Now, we have both the true and predicted bounding box. We will plot them on the original input image. The true bounding box is in blue and the predicted one is in red.

        """ Plot them on image """
        image = cv2.rectangle(image, (true_x1, true_y1), (true_x2, true_y2), (255, 0, 0), 10) ## BLUE
        image = cv2.rectangle(image, (pred_x1, pred_y1), (pred_x2, pred_y2), (0, 0, 255), 10) ## RED

Next, we will also write the IoU score on the image and finally save the image to the results folder.

        x = int(image.shape[1] * 0.05)
        y = int(image.shape[0] * 0.05)
        font_size = int(image.shape[0] * 0.001)
        cv2.putText(image, f"IoU: {iou:.4f}", (x, y), cv2.FONT_HERSHEY_SIMPLEX, font_size, (255, 0, 0), 3)

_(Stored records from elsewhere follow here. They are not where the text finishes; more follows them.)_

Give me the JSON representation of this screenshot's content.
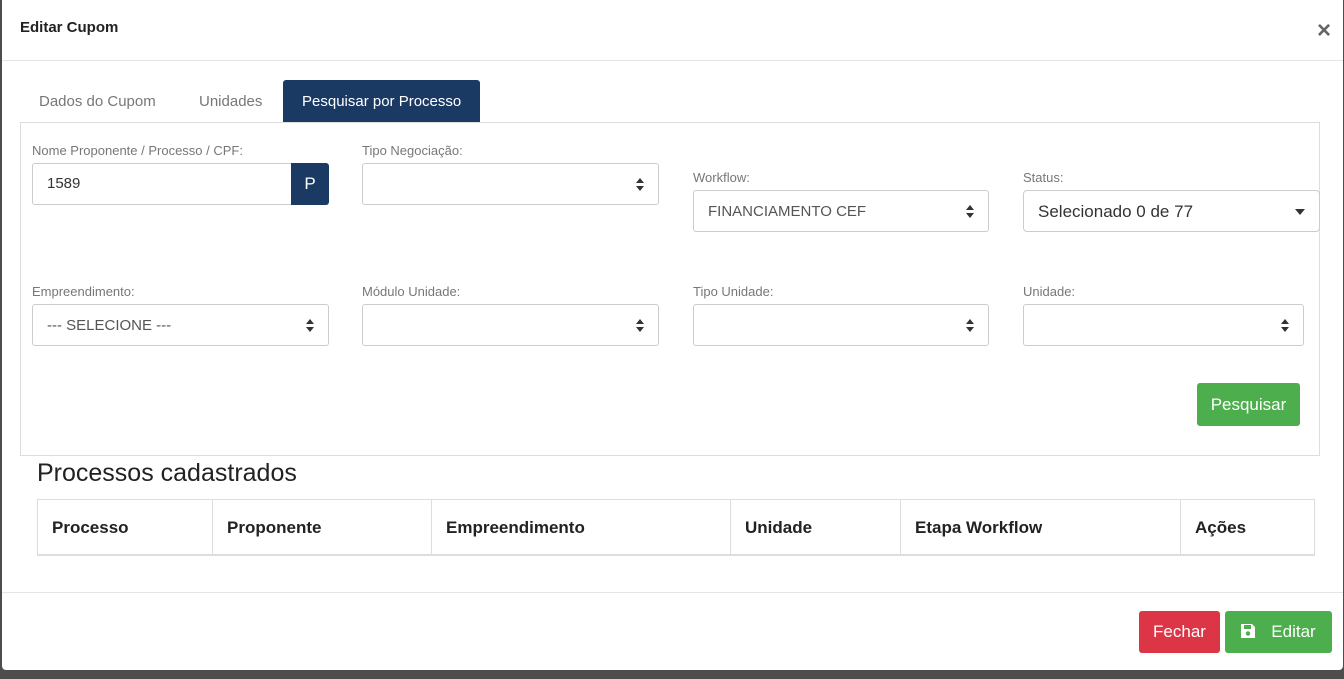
{
  "modal": {
    "title": "Editar Cupom",
    "close": "×"
  },
  "tabs": [
    {
      "label": "Dados do Cupom",
      "active": false
    },
    {
      "label": "Unidades",
      "active": false
    },
    {
      "label": "Pesquisar por Processo",
      "active": true
    }
  ],
  "filters": {
    "search": {
      "label": "Nome Proponente / Processo / CPF:",
      "value": "1589",
      "button": "P"
    },
    "tipo_negociacao": {
      "label": "Tipo Negociação:",
      "value": ""
    },
    "workflow": {
      "label": "Workflow:",
      "value": "FINANCIAMENTO CEF"
    },
    "status": {
      "label": "Status:",
      "value": "Selecionado 0 de 77"
    },
    "empreendimento": {
      "label": "Empreendimento:",
      "value": "--- SELECIONE ---"
    },
    "modulo_unidade": {
      "label": "Módulo Unidade:",
      "value": ""
    },
    "tipo_unidade": {
      "label": "Tipo Unidade:",
      "value": ""
    },
    "unidade": {
      "label": "Unidade:",
      "value": ""
    },
    "search_button": "Pesquisar"
  },
  "results": {
    "title": "Processos cadastrados",
    "columns": [
      "Processo",
      "Proponente",
      "Empreendimento",
      "Unidade",
      "Etapa Workflow",
      "Ações"
    ]
  },
  "footer": {
    "close_label": "Fechar",
    "edit_label": "Editar",
    "edit_icon": "save-icon"
  },
  "colors": {
    "primary": "#1b3a63",
    "success": "#4cae4c",
    "danger": "#dc3545"
  }
}
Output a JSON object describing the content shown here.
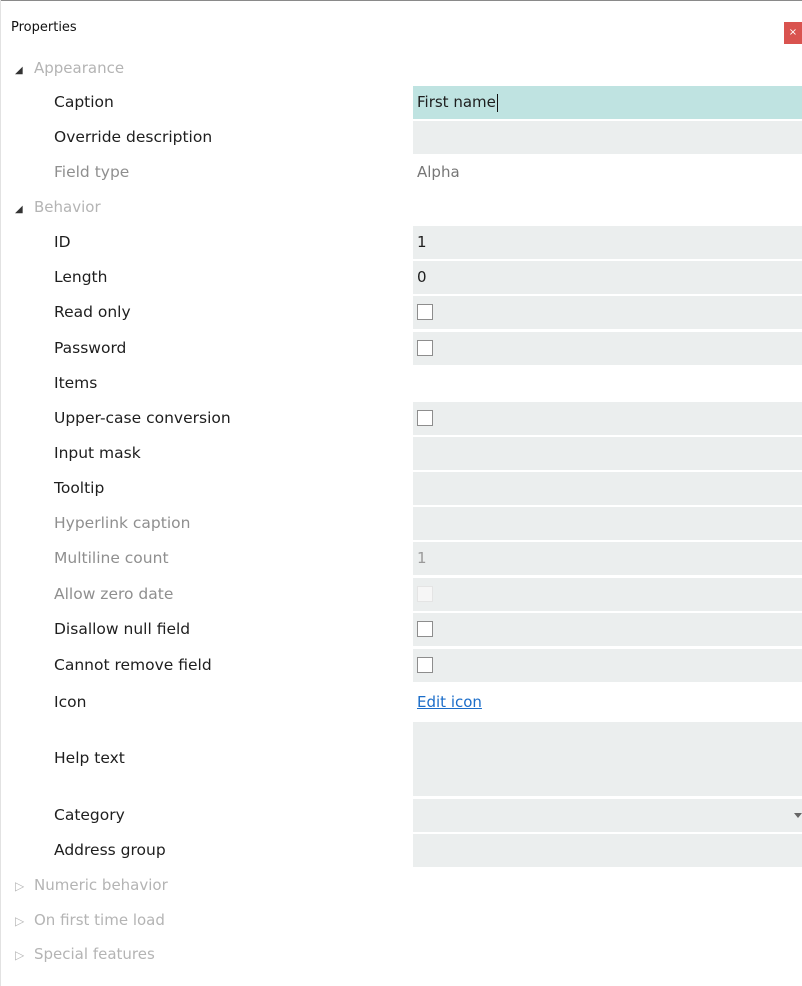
{
  "window": {
    "title": "Properties",
    "close_glyph": "×"
  },
  "sections": {
    "appearance": "Appearance",
    "behavior": "Behavior",
    "numeric_behavior": "Numeric behavior",
    "on_first_time_load": "On first time load",
    "special_features": "Special features"
  },
  "appearance": {
    "caption_label": "Caption",
    "caption_value": "First name",
    "override_description_label": "Override description",
    "override_description_value": "",
    "field_type_label": "Field type",
    "field_type_value": "Alpha"
  },
  "behavior": {
    "id_label": "ID",
    "id_value": "1",
    "length_label": "Length",
    "length_value": "0",
    "read_only_label": "Read only",
    "read_only_checked": false,
    "password_label": "Password",
    "password_checked": false,
    "items_label": "Items",
    "upper_case_label": "Upper-case conversion",
    "upper_case_checked": false,
    "input_mask_label": "Input mask",
    "input_mask_value": "",
    "tooltip_label": "Tooltip",
    "tooltip_value": "",
    "hyperlink_caption_label": "Hyperlink caption",
    "hyperlink_caption_value": "",
    "multiline_count_label": "Multiline count",
    "multiline_count_value": "1",
    "allow_zero_date_label": "Allow zero date",
    "allow_zero_date_checked": false,
    "disallow_null_label": "Disallow null field",
    "disallow_null_checked": false,
    "cannot_remove_label": "Cannot remove field",
    "cannot_remove_checked": false,
    "icon_label": "Icon",
    "icon_link": "Edit icon",
    "help_text_label": "Help text",
    "help_text_value": "",
    "category_label": "Category",
    "category_value": "",
    "address_group_label": "Address group",
    "address_group_value": ""
  },
  "icons": {
    "expanded": "expanded-triangle-icon",
    "collapsed": "collapsed-triangle-icon"
  }
}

        """ Saving the image """
        cv2.imwrite(f"results/{name}", image)

Finally, in the end, we calculate the mean IOU of all the images and print it on the screen.

    """ Mean IoU """
    score = np.mean(mean_iou, axis=0)
    print(f"Mean IoU: {score:.4f}")

Results

Summary

In this tutorial, we have implemented a very basic object detector using the pre-trained Mobilenetv2. We have trained the model on the bounding box regression technique to predict the bounding box.